If you go to the website page (click here) you will see how it proudly announces the importance of combining excellence, commitment and team work with a family spirit, marked by hospitality, honesty and integrity and the importance of developing each member of the Melbourne Ice family. Now, it was great to read this on the website AFTER I spoke to Andy, because I am sure that many groups and organizations 'display' similar ideals. But it was the examples that Andy used to explain HOW it actually happens in practice that was the real proof in the pudding for me. We will explore this more in later blogs, but for the mean time, best of luck to the Ice for the upcoming finals series starting next week. They are currently sitting first in the league so are in a strong position,

This takes me back to another chat I was very fotunate to be able to have with a really interesting guy, Mr Paul Peters while kitesurfing in Fiji a couple of weeks ago. As our little fishing boat sped along (sadly still with more fisherman and fisherwomen than actual fish in the boat!) Paul explained how he has found a way to combine his strengths in finance with his values of making a positive difference to the global community. Growing up in Canada with a father who was a church minister Paul really understood the power and importance of social values and working in a way that benefits the community. He later trained in finance and went to work in a multinational financial institution but then went on to set up a company that specialises in micro-finance and entrepreneurial support for people in some of the poorest countries of the world. It was fascinating listening to him as he explained how they combined financing and supporting a needy group an incredibly values driven and ethical way with an unwavering and rock-solid commitment to commercial business ideals. And how the most entrepreneurial and resourceful people he had ever met were people living in the slums of India and South East Asia. But most importantly it was the passion in his voice and clear sense of purpose and love about what he does that struck me. I could tell that he has found a way to combine his strengths with his values that will allow him to keep doing what he does for many years to come.

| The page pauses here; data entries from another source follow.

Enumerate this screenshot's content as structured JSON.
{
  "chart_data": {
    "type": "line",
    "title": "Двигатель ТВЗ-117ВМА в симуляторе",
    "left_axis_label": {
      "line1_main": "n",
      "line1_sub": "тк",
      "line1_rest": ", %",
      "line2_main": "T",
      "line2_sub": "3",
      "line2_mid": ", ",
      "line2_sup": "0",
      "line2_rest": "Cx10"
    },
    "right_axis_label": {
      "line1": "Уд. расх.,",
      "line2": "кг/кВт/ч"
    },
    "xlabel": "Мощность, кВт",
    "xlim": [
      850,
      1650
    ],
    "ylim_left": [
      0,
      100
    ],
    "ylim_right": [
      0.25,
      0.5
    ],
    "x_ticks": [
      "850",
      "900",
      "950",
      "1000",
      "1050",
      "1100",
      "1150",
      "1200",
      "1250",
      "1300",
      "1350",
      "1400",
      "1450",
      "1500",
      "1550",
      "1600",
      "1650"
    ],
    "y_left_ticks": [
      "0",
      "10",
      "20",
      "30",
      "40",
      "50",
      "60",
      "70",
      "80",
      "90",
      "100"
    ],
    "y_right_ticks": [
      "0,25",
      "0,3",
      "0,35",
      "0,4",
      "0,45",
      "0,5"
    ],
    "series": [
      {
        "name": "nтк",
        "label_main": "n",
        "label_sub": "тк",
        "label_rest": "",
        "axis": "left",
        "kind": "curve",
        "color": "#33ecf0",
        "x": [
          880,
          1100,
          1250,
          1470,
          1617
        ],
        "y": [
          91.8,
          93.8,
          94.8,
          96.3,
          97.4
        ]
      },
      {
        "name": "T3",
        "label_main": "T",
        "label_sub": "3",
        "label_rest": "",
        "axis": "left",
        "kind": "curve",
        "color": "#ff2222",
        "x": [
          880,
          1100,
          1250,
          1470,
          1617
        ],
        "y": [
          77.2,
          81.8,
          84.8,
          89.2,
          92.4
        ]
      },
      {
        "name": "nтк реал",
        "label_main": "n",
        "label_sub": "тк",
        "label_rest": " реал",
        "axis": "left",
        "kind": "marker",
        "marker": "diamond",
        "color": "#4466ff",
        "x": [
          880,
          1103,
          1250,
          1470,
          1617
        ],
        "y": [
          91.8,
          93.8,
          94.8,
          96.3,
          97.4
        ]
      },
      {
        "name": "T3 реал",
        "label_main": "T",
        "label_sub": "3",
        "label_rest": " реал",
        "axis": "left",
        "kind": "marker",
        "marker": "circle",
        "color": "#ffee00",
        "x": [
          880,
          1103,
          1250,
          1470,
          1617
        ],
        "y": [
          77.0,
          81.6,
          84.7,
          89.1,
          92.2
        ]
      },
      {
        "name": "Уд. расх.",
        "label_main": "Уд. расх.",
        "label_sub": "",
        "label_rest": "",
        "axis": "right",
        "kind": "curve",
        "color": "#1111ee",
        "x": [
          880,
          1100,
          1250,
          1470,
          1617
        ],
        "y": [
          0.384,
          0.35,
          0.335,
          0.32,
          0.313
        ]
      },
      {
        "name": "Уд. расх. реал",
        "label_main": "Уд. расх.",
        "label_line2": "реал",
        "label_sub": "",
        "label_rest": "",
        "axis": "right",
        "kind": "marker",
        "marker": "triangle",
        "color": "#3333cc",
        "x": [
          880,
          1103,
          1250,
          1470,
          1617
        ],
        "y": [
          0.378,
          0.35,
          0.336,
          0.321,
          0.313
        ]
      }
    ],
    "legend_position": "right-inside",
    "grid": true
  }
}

Finally Maverick! On the way through the airport in Fiji I picked up a book to read on the plane - and what a book! Maverick, By Ricardo Semler - The success story behind the world's most unusual workplace. Put simply Ricardo, explains how over the last 30yrs, with a commitment to creating a fulfilling and prosperous workplace that is profitable and an enjoyable place to work, his team have turned the brizilian marine equipment manufacturing business Semco from a $4million company with unhappy, unmotivated staff into a $35 million dollar organisation that is the #1 place to work in Brazil that is #1 or #2 in all industries it works in. How have they done it?

With a commitment to people and totally committed conscious choice to create a fulfilling and democratic workplace they have gone against all convention again and again so that now workers make decisions previously made by bosses, managerial staff set their own salaries and bonuses, everybody has access to the company books and shop-floor workers set their own productivity targets and schedules. This story highlights how many of the organizations we work in are really dictatorships and begs the question how democratic is our society if we spend 10hrs per day 5 days per week working within a dictatorship? We all know that dictatorships are outdated and inefficient nation building models because they dont provide the space for everyday people to flourish and use their inherent intelligence...so why do so many organizational dictatorships exist?

If we don't trust the people around us, especially the ones working with us, how can we possibly expect them to trust themselves?

If entrepreneurial drive and skill can be found in abundance in the slums of India and Indonesia and in the factories of Brazil, then surely it is in abundance all around us here in Melbourne, Victoria?

How much untapped talent and energy is within us and around us that we could access and use if we just start to focus on it and put some effort into evolving and leading change in the direction we want to go?